DuncanMack
DuncanMack

Reputation: 340

DecoderFallbackException trouble getting correct character

Let's say I have a file with this input:

"Crème donut, $1.00"

If a user uploads the file incorrectly encoded as ANSI and I parse it using TextFieldParser() with UTF8 encoding set to throw an exception on invalid bytes, it will correctly through an exception. It will report:

"Unable to translate bytes [E8] at index 321 from specified code page to Unicode."

The property "UnknownBytes" contains the byte array with a single entry of [232]. 232 is the decimal equivalent of E8. What's odd is that "è" should really be Byte[2] { 195, 168} I believe.

I would like to report back to the user what character caused the discrepancy.

What is the best way to do this?

If I return Encoding.UTF8.GetString(ex.UnknownBytes), it returns the Unicode replacement character instead of "è". Presumably this is because "232" as a single byte is invalid.
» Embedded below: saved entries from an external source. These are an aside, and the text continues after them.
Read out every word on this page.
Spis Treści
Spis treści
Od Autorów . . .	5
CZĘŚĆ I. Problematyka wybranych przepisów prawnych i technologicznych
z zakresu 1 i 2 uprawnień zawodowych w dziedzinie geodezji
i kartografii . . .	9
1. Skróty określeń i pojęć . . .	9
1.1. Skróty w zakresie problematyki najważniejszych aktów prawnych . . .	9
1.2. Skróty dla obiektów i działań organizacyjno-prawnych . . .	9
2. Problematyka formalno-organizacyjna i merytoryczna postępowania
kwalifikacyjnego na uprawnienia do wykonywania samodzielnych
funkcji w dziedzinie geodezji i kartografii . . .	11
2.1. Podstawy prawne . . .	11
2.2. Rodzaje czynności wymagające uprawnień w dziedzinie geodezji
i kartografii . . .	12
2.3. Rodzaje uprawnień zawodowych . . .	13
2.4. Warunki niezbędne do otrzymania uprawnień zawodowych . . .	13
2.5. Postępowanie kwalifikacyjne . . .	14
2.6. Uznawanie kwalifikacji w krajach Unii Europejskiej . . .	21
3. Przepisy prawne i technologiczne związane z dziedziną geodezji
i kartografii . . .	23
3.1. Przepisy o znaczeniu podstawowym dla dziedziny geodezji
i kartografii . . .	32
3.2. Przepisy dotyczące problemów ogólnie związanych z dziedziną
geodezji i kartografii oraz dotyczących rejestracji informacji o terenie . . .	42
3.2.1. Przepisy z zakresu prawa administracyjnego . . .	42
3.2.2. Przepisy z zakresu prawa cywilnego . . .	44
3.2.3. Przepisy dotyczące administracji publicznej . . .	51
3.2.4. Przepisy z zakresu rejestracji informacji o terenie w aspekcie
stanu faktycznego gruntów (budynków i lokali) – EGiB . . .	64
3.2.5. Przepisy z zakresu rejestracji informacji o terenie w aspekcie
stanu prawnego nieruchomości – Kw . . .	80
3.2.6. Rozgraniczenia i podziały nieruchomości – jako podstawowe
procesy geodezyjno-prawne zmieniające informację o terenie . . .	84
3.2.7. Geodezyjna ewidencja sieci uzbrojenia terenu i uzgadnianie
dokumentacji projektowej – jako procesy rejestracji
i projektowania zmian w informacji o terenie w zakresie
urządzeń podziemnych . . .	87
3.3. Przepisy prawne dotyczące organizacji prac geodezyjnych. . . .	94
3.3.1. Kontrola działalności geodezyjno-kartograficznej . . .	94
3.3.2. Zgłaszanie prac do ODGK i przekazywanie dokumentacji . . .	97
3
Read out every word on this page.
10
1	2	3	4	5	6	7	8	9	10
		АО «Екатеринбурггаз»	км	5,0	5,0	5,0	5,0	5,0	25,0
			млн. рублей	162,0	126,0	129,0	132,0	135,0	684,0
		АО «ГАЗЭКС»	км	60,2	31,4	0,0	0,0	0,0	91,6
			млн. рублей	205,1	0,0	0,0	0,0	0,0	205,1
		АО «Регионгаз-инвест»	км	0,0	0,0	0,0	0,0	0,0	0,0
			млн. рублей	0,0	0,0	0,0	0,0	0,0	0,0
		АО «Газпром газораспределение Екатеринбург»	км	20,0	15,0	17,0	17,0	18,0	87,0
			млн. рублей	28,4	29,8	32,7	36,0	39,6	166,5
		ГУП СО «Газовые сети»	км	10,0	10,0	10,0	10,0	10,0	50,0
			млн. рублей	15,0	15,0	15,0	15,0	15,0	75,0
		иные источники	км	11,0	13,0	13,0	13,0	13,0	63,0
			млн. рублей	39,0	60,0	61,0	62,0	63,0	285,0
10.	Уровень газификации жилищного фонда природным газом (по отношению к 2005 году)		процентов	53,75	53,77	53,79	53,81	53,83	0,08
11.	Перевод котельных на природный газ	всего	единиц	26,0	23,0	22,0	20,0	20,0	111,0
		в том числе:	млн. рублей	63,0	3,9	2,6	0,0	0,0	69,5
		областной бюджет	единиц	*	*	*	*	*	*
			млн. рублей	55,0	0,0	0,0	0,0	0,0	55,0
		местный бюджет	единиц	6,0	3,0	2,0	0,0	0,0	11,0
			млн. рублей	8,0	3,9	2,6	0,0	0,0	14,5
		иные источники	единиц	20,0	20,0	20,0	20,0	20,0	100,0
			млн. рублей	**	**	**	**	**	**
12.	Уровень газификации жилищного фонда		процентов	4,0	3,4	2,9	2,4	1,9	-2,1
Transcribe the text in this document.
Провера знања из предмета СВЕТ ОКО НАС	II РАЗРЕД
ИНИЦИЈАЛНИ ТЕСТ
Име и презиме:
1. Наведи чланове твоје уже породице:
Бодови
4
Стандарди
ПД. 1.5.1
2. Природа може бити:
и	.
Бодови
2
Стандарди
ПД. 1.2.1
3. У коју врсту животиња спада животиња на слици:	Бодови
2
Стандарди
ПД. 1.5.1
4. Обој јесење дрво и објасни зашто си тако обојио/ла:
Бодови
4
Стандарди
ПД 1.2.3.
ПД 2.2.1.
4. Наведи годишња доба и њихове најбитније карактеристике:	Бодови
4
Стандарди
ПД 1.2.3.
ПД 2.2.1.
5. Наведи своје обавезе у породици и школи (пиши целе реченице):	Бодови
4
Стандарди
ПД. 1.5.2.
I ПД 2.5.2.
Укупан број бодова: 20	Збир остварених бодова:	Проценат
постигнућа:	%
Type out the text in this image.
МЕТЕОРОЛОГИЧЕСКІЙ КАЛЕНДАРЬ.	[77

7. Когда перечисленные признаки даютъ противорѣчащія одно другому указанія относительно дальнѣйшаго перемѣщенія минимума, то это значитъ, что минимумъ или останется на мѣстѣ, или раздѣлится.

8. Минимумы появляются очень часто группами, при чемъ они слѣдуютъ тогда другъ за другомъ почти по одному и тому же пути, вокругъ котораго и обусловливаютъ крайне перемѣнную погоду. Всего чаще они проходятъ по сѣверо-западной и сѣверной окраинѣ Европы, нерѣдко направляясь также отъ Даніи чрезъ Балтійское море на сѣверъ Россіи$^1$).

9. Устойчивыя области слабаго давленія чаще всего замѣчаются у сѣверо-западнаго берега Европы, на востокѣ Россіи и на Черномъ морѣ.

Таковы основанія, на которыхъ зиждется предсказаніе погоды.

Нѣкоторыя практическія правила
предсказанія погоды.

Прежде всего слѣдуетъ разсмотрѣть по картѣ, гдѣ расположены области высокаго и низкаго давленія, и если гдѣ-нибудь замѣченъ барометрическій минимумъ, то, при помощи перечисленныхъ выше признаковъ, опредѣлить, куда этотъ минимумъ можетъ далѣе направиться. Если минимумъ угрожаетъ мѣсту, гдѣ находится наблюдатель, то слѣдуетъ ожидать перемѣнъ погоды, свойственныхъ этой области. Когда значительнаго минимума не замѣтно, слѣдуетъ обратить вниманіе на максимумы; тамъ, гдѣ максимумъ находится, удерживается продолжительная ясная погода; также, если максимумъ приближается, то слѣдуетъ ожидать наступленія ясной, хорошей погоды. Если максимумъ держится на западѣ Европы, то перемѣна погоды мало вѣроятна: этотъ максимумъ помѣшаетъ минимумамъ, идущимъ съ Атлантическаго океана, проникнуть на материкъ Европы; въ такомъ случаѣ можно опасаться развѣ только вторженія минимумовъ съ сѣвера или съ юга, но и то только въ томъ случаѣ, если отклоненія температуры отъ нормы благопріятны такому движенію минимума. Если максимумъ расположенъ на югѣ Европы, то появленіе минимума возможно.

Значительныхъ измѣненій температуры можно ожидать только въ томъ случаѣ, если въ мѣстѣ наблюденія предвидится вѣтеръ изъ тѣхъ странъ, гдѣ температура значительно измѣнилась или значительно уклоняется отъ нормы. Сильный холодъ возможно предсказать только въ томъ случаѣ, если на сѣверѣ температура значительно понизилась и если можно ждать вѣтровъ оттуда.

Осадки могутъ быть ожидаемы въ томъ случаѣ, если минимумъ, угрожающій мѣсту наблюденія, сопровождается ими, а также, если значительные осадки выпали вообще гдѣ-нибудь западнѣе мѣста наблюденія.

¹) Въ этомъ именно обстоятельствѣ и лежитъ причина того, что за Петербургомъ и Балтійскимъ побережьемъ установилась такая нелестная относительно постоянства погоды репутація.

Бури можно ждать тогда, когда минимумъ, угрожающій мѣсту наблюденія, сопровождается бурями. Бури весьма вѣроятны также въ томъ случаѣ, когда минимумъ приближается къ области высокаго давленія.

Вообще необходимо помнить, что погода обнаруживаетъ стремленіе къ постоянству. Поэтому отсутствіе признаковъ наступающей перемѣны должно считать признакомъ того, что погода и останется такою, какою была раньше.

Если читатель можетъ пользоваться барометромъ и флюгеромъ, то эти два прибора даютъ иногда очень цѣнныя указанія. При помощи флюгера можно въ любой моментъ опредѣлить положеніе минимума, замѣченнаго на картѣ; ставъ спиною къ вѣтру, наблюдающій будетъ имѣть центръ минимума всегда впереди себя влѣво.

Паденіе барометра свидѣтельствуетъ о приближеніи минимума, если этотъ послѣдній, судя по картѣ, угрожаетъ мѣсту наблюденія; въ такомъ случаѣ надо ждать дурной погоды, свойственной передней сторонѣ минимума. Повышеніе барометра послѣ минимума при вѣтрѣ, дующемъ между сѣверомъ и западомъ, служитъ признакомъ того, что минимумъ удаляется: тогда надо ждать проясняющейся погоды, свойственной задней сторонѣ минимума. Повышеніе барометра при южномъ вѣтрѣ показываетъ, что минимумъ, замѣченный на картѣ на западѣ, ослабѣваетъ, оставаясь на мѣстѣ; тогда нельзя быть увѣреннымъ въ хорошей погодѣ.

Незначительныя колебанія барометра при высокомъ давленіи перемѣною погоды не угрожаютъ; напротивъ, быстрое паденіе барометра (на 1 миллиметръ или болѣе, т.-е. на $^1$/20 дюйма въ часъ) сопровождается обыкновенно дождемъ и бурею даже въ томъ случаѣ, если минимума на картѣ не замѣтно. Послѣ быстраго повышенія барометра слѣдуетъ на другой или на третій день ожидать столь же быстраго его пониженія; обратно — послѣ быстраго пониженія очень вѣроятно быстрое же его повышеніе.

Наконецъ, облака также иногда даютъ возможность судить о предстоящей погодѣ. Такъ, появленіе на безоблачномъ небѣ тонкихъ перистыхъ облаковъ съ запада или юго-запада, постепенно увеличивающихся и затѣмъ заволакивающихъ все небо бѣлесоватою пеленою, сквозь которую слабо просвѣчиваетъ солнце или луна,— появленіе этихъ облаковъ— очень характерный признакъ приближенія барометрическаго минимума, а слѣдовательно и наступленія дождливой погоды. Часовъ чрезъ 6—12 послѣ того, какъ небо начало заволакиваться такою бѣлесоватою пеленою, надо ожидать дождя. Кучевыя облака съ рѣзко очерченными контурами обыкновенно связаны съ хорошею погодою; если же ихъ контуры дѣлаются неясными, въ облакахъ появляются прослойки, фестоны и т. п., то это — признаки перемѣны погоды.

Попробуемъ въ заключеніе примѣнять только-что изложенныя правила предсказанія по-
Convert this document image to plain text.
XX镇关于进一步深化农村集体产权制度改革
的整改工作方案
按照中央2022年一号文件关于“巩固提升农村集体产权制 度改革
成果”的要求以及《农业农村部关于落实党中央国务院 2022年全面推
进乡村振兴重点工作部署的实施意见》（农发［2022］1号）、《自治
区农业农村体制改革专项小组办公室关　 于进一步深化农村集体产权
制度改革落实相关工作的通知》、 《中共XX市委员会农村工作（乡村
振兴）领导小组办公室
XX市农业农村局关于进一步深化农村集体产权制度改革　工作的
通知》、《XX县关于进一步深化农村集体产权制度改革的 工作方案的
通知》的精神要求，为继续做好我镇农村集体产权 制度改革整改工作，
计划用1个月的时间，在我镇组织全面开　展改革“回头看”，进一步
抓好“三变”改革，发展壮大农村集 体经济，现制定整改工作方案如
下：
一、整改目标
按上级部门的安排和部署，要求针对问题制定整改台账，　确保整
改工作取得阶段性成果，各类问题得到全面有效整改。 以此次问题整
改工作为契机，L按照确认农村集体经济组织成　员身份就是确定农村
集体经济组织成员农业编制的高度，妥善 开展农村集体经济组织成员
What am I missing? It seems like I have all the information I need to be helpful to the user, but I'm unable to communicate it.

Upvotes: 1

Views: 2029

Answers (1)

DuncanMack
DuncanMack

Reputation: 340

I see the issue. In my example I was using "è" as a foreign character. This is \xE8 in ANSI but \xC3\xA8 in UTF8. If I tried to render \xE8 in UTF8, or any Unicode encoding I believe, it wouldn't know what I was asking for since \xE8 isn't a valid hex value for the code point U+00E8.

I ended up using the following code which will work for my circumstances given my regional settings on my servers:

catch (DecoderFallbackException ex) 
{
    var ansiEncoding = Encoding.Default;

    var ansiOutput = ansiEncoding.GetString(ex.BytesUnknown);

    throw new PageException("This file contains unexpected characters. The following character was found in the file: " + ansiOutput);
}

Upvotes: 3

Related Questions